In the first case, we would immediately lose half the global production of D-ram chips, 65 percent of Nand flash chips, and much more. At a minimum, the result would be massive disruptions in the electronics industry and in all industries that depend on electronics components. In the second case, numerous global companies, including banks, would lose their ability to process information because they have relocated key back-office operations to that region. The third case, meanwhile, presents chilling proof that the production system has evolved in directions no one expected. As a recent article in Foreign Affairs noted, one cross-border system that would collapse in the event of a pandemic is the one the US relies on for medical respiratory masks.

In each instance, an everyday disaster far away would set off potentially massive disruptions of the industrial systems on which all nations depend. This could mean the loss of jobs, both in production and in retail. It could mean store shelves empty, even of staples. It could mean the destruction of wealth if the disruptions triggered financial crashes. And it could mean the loss of lives if systems designed to manufacture drugs or process food were to break down. These are just a few among many potential disasters.

How did we end up in such a fragile world? After all, this was not the way our industrial system worked 20 years ago. More to the point, globalisation was not supposed to work this way. If anything, most of us expected globalisation to deliver the exact opposite - more companies, offering a greater variety of goods, in a system marked by greater flexibility. And so it proved, for a while, in the early and mid-1990s.

But in the past decade, three factors have changed the way companies organise their operations and hence the nature of the production system itself: First, consolidation. A steady, at times dramatic, series of mergers, acquisitions, strategic retreats, and bankruptcies have enabled lead companies to reshape entirely many global marketplaces. Rarely challenged by government, the deals have led to instances of consolidated power we have not witnessed in nearly a century. Consider that Owens-Illinois now produces more than half the world's food containers. Or that Intel supplies 90 per cent of the world's demand for certain key semiconductors.

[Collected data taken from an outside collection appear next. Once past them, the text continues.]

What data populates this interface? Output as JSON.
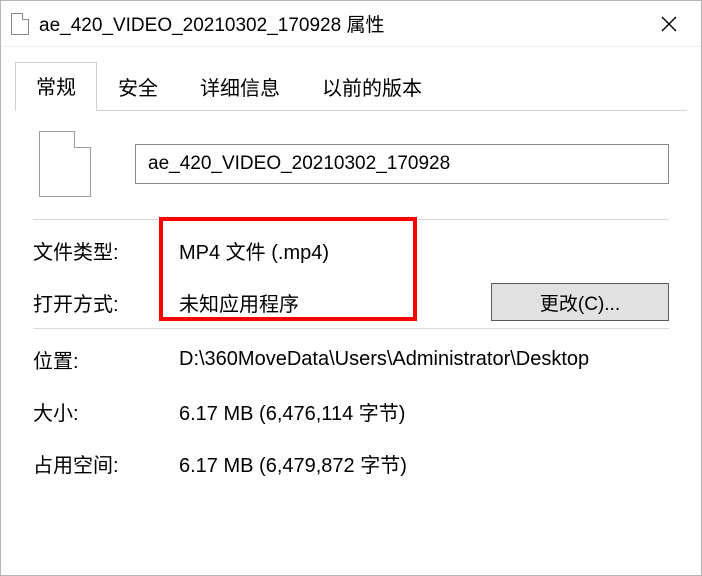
{
  "window": {
    "title": "ae_420_VIDEO_20210302_170928 属性"
  },
  "tabs": [
    {
      "label": "常规",
      "active": true
    },
    {
      "label": "安全",
      "active": false
    },
    {
      "label": "详细信息",
      "active": false
    },
    {
      "label": "以前的版本",
      "active": false
    }
  ],
  "filename": "ae_420_VIDEO_20210302_170928",
  "labels": {
    "file_type": "文件类型:",
    "open_with": "打开方式:",
    "location": "位置:",
    "size": "大小:",
    "size_on_disk": "占用空间:"
  },
  "values": {
    "file_type": "MP4 文件 (.mp4)",
    "open_with": "未知应用程序",
    "location": "D:\\360MoveData\\Users\\Administrator\\Desktop",
    "size": "6.17 MB (6,476,114 字节)",
    "size_on_disk": "6.17 MB (6,479,872 字节)"
  },
  "buttons": {
    "change": "更改(C)..."
  }
}
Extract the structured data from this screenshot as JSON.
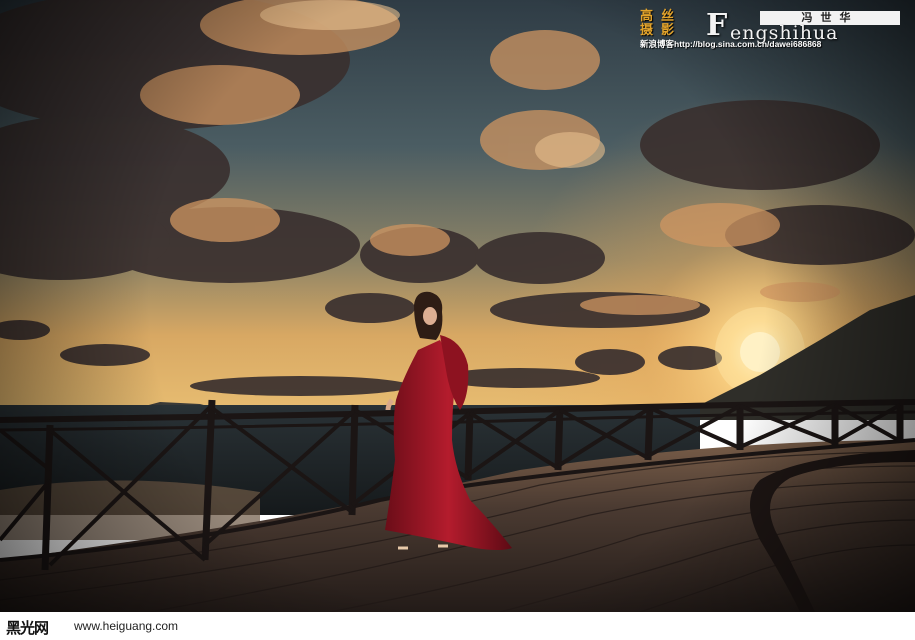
{
  "photo": {
    "subject": "woman-in-red-gown",
    "colors": {
      "sky_top": "#3a4a52",
      "sky_horizon": "#e9b86a",
      "sun": "#fff4c2",
      "cloud_dark": "#3b3132",
      "cloud_lit": "#c98d5a",
      "sea": "#1d2226",
      "boardwalk": "#3d2f29",
      "railing": "#1b1514",
      "gown": "#9e1626",
      "hills": "#2b2b27"
    }
  },
  "watermark": {
    "chars_left": "高丝摄影",
    "big_letter": "F",
    "cn_name": "冯世华",
    "roman_name": "engshihua",
    "blog_line": "新浪博客http://blog.sina.com.cn/dawei686868"
  },
  "footer": {
    "site_logo": "黑光网",
    "site_url": "www.heiguang.com"
  }
}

Second is the end of vertical integration. The huge, vertically-integrated companies that dominated production during most of the 20th century have been literally taken apart and the pieces merged in brand new ways. This process alters completely how responsibility and risk are apportioned among companies, and between the private sector and society.

Third is the rise of just-in-time production. Beginning in the late 1980s, many US companies began to adopt the Toyota system of production, and to apply it on a scale far grander than Toyota ever tried. The result has been efficiencies but also an unprecedented systematisation of single sourcing and the elimination of inventory.

This revolution in the organisation of the production system would have posed a problem even in a purely domestic environment, if only because of its evident fragility. The fact that the system now stretches across multiple borders - that it is "global" - simply raises the degree of risk.

After Hurricane Katrina many US systems failed. But the storm also illustrated how a well-designed system should work - energy. Despite destruction of both pumping stations and refineries, even at the worst moment Americans were forced to do without only about 10 per cent of the petrol they normally use. It was much the same three years ago after opposition forces shut the pumps in Venezuela.